Hellboy, my old friend, returns in a one shot about death, regret, and the sea. Does it measure up to the old brimstone magic?
Writer: Mike Mignola
Artist: Gary Gianni
Publisher: Dark Horse Comics
Soooo… ok. I love Hellboy. We’ve seen me drool over his adventures time and time again. But this? This didn’t do it for me plot wise. It was great art wise, however. This is a very odd reversal for my usual way of approaching all comics, and it’s kind of got me scratching my head.
The plot is perfect Hellboy, involving some mysterious ghosts, sea monsters, a good dog, a nice boy, and a secret and hidden city and the mysteries of the universe.
That’s kind of the problem. I’ve read so much Hellboy that the old tropes of evil creature filled with unimaginable power, and lost cities of the ancients have been done to death. We’re treading over very well trodden ground.
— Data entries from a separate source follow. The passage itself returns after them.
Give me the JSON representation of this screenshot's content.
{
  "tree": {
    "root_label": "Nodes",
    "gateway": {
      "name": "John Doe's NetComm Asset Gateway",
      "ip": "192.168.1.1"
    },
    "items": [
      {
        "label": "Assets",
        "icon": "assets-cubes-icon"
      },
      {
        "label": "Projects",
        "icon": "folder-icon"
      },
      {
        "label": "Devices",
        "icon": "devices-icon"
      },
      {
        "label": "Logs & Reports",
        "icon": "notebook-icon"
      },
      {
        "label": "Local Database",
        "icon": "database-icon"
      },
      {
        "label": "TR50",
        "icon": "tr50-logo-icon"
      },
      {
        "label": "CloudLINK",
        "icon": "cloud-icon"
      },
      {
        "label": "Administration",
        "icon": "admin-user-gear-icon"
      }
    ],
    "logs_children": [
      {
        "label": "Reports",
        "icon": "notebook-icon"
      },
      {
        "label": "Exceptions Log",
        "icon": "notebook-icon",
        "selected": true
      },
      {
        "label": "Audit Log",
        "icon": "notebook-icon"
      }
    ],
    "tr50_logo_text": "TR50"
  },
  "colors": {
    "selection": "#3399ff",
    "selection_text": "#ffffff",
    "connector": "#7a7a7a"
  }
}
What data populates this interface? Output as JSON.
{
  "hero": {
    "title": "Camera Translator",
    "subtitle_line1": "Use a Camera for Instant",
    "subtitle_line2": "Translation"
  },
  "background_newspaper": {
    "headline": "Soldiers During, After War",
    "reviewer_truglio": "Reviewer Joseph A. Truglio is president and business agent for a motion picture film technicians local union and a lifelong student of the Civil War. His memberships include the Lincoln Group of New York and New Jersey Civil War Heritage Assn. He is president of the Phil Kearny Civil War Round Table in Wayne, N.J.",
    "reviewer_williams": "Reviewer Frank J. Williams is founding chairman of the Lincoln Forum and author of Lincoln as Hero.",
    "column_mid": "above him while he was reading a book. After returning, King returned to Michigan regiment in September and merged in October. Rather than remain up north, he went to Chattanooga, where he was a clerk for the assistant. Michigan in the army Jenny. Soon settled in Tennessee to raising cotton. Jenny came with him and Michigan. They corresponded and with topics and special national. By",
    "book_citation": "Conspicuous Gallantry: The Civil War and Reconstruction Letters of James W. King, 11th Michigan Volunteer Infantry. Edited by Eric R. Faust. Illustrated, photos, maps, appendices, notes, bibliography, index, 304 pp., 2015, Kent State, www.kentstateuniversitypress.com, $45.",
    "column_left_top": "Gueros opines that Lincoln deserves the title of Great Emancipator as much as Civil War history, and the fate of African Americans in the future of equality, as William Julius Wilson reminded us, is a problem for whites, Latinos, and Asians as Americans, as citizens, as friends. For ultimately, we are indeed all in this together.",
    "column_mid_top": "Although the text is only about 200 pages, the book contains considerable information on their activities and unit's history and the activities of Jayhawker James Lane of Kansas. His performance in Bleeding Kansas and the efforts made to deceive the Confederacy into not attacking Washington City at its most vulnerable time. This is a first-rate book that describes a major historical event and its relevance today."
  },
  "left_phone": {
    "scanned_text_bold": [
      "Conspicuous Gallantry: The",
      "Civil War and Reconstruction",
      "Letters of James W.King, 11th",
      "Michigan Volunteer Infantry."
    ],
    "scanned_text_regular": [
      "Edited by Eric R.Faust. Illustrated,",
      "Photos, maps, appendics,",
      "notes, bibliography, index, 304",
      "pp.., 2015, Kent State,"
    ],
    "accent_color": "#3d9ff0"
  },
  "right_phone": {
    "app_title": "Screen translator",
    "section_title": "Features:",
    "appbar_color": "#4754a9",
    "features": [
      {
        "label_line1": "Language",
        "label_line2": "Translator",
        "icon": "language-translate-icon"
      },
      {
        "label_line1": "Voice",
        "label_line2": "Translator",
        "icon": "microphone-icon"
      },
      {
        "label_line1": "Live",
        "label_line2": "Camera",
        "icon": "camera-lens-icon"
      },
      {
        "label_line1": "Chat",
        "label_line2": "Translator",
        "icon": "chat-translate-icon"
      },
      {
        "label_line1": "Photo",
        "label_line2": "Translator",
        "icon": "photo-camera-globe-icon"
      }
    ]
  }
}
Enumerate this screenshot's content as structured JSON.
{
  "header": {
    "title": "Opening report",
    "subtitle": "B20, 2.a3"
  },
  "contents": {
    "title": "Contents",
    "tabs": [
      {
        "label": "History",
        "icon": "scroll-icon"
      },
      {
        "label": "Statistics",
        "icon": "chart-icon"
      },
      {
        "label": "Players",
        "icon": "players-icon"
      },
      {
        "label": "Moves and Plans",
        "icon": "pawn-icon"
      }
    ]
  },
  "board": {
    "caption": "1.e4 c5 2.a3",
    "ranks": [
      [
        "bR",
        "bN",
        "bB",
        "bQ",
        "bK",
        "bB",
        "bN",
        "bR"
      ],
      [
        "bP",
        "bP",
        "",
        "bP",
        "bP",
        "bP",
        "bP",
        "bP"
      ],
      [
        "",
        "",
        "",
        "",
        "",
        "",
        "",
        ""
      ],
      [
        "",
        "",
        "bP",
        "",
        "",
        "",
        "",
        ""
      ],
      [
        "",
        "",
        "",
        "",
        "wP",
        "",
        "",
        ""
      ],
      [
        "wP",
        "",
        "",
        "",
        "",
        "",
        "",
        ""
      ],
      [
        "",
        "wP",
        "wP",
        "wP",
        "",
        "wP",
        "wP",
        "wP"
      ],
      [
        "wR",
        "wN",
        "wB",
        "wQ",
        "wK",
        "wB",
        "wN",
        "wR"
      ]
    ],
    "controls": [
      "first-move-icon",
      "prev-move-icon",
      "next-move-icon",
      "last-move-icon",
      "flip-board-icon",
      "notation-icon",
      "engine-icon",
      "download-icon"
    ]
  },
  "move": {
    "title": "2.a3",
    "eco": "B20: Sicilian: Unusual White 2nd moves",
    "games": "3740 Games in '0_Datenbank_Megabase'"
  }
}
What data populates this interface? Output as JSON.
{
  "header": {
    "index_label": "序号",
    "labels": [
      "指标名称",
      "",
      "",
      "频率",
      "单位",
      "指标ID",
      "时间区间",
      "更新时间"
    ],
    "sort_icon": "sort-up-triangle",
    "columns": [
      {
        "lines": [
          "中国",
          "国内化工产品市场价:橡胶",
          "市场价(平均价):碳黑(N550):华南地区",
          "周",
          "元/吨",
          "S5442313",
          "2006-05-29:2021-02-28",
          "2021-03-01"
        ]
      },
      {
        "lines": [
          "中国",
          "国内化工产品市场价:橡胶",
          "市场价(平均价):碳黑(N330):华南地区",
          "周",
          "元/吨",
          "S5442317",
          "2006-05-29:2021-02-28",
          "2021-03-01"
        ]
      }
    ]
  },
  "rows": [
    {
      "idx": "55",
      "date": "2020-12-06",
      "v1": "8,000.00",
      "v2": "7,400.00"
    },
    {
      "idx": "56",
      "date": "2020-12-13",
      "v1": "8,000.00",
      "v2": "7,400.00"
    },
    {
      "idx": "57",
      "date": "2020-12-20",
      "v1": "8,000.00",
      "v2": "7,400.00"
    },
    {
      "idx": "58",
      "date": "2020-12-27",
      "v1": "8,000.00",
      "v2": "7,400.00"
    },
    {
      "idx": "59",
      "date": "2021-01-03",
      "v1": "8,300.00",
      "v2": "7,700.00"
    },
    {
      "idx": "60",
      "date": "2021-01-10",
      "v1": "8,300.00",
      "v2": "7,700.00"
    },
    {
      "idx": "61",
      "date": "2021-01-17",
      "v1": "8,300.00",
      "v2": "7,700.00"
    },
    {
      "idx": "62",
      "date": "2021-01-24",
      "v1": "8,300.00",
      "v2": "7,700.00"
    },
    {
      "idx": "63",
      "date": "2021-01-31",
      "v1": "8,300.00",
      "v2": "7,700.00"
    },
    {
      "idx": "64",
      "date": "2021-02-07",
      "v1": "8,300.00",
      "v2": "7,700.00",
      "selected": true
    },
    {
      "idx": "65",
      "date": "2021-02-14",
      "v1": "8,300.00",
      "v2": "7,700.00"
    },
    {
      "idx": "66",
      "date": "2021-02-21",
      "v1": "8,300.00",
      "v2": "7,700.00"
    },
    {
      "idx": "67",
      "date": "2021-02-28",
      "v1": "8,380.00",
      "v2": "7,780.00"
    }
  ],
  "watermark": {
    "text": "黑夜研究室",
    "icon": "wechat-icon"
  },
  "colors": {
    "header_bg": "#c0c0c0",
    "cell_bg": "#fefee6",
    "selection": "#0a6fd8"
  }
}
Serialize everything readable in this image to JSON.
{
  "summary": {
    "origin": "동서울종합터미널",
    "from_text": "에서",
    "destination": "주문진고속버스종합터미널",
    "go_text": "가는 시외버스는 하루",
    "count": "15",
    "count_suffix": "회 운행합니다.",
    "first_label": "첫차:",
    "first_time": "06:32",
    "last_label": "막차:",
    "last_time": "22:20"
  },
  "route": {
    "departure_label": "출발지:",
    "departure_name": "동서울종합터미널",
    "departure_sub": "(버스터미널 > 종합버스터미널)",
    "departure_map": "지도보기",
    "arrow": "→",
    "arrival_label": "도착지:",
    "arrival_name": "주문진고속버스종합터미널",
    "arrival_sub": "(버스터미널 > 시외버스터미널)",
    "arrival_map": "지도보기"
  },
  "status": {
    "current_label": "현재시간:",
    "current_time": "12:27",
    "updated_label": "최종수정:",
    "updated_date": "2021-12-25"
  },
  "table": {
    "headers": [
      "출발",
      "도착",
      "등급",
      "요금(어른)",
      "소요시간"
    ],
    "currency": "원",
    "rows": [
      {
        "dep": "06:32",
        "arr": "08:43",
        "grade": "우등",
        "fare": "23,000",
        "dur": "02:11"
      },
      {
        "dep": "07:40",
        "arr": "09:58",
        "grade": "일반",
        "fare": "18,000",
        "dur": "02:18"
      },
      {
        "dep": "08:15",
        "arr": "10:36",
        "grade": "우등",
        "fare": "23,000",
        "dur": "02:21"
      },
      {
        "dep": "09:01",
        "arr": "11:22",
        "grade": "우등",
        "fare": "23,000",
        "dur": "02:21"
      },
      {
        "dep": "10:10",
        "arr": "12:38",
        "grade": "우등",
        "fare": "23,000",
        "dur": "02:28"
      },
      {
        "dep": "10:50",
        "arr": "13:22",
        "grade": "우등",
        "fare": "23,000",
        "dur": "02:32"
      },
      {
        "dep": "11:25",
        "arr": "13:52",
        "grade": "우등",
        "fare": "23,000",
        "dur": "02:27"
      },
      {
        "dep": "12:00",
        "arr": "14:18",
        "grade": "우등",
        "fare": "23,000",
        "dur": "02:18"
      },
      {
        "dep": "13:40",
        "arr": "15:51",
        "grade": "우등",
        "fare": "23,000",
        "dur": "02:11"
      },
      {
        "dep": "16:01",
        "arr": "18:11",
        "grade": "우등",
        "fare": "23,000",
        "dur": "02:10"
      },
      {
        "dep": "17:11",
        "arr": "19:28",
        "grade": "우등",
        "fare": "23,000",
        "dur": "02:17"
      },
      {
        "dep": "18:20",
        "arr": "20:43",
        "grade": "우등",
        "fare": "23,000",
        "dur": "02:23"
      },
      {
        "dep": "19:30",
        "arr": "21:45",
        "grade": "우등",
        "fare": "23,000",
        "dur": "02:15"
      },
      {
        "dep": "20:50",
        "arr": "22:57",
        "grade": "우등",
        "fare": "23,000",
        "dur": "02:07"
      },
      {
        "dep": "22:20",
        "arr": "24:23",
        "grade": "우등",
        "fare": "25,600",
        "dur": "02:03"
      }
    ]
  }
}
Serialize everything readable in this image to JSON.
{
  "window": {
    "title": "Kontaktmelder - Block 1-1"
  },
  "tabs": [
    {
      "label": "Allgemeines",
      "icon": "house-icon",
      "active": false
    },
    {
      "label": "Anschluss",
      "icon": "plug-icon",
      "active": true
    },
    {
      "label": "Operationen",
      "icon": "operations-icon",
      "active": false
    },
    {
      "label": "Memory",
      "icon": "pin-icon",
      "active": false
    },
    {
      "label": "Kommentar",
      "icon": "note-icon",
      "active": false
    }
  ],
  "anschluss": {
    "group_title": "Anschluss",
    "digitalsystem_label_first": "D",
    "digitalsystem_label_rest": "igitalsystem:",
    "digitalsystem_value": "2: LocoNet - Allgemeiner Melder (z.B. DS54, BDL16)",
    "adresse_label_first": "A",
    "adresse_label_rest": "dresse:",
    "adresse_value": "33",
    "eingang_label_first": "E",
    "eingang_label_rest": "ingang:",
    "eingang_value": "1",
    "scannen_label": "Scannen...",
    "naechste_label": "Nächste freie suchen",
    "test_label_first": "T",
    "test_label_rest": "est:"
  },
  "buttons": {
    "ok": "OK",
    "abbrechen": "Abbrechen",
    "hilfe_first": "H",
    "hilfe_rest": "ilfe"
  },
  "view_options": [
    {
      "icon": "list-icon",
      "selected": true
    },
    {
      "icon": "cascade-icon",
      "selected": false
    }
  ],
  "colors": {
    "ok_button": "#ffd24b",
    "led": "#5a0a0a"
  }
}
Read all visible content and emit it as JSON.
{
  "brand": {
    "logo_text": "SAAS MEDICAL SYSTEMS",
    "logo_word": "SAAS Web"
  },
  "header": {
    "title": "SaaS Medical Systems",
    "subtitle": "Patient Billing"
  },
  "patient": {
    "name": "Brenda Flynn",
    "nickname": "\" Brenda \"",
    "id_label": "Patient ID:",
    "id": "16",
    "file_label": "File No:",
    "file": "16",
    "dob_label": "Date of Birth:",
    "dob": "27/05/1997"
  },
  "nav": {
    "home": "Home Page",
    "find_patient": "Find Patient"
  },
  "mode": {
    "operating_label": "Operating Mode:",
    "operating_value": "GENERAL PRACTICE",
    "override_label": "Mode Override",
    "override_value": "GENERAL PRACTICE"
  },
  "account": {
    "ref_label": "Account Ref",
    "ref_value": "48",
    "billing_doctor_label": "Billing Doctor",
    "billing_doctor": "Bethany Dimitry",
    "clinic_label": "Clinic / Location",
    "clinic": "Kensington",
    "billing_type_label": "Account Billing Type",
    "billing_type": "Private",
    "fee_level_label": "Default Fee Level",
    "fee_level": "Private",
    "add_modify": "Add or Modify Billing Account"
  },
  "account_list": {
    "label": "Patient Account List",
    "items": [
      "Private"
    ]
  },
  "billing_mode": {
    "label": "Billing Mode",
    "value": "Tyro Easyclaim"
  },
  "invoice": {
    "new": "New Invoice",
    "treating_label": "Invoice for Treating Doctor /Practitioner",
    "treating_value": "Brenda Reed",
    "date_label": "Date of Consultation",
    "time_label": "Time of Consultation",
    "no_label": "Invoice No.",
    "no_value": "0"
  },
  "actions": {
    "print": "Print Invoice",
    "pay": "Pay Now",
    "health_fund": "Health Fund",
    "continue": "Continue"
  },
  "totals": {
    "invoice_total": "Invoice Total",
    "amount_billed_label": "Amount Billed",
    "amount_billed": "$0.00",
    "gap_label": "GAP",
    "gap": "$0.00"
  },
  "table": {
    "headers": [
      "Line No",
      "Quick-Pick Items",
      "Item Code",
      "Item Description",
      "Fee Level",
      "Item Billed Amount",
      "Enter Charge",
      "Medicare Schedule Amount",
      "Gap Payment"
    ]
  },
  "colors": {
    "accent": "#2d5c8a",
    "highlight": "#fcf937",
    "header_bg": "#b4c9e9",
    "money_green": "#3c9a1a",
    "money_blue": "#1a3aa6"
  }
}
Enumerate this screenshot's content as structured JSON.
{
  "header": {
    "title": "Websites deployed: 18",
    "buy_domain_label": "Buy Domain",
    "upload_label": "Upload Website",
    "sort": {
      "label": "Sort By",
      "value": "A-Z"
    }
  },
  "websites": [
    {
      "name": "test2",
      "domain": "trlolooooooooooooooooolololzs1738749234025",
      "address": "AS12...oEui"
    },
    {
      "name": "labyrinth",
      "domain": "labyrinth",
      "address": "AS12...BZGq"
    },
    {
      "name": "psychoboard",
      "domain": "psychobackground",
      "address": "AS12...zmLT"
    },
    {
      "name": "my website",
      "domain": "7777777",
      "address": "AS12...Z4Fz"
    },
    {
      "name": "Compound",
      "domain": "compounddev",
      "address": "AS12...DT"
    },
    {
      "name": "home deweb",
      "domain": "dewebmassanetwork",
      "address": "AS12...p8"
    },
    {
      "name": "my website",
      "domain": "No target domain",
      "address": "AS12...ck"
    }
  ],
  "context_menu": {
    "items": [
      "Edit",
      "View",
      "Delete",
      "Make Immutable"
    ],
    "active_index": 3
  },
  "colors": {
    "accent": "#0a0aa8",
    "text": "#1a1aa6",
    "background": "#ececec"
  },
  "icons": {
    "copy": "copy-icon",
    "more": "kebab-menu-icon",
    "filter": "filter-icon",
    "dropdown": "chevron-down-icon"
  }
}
I don’t know what I expect from my Hellboy stories now, but these big set pieces are not clicking for me. I think I want Mike to go more gothic than colour out of time going forward, and I think the lack of the B.P.R.D. or any grounding in reality is the thing that pulls me out. Hellboy having one foot in the real world really makes these tales resonate, and this is far too out there.
Having said that, the artwork is gorgeous. This is scratchy and thick lined worn wood artwork in a story that takes place on the sea and has thousands of creepy undersea monsters–and those creepy crawlies are set alive with line and color.
Hellboy: The Silent Sea is a treat to look at, but the plot didn’t make me sit up and pay attention; rare for ol’ hornhead.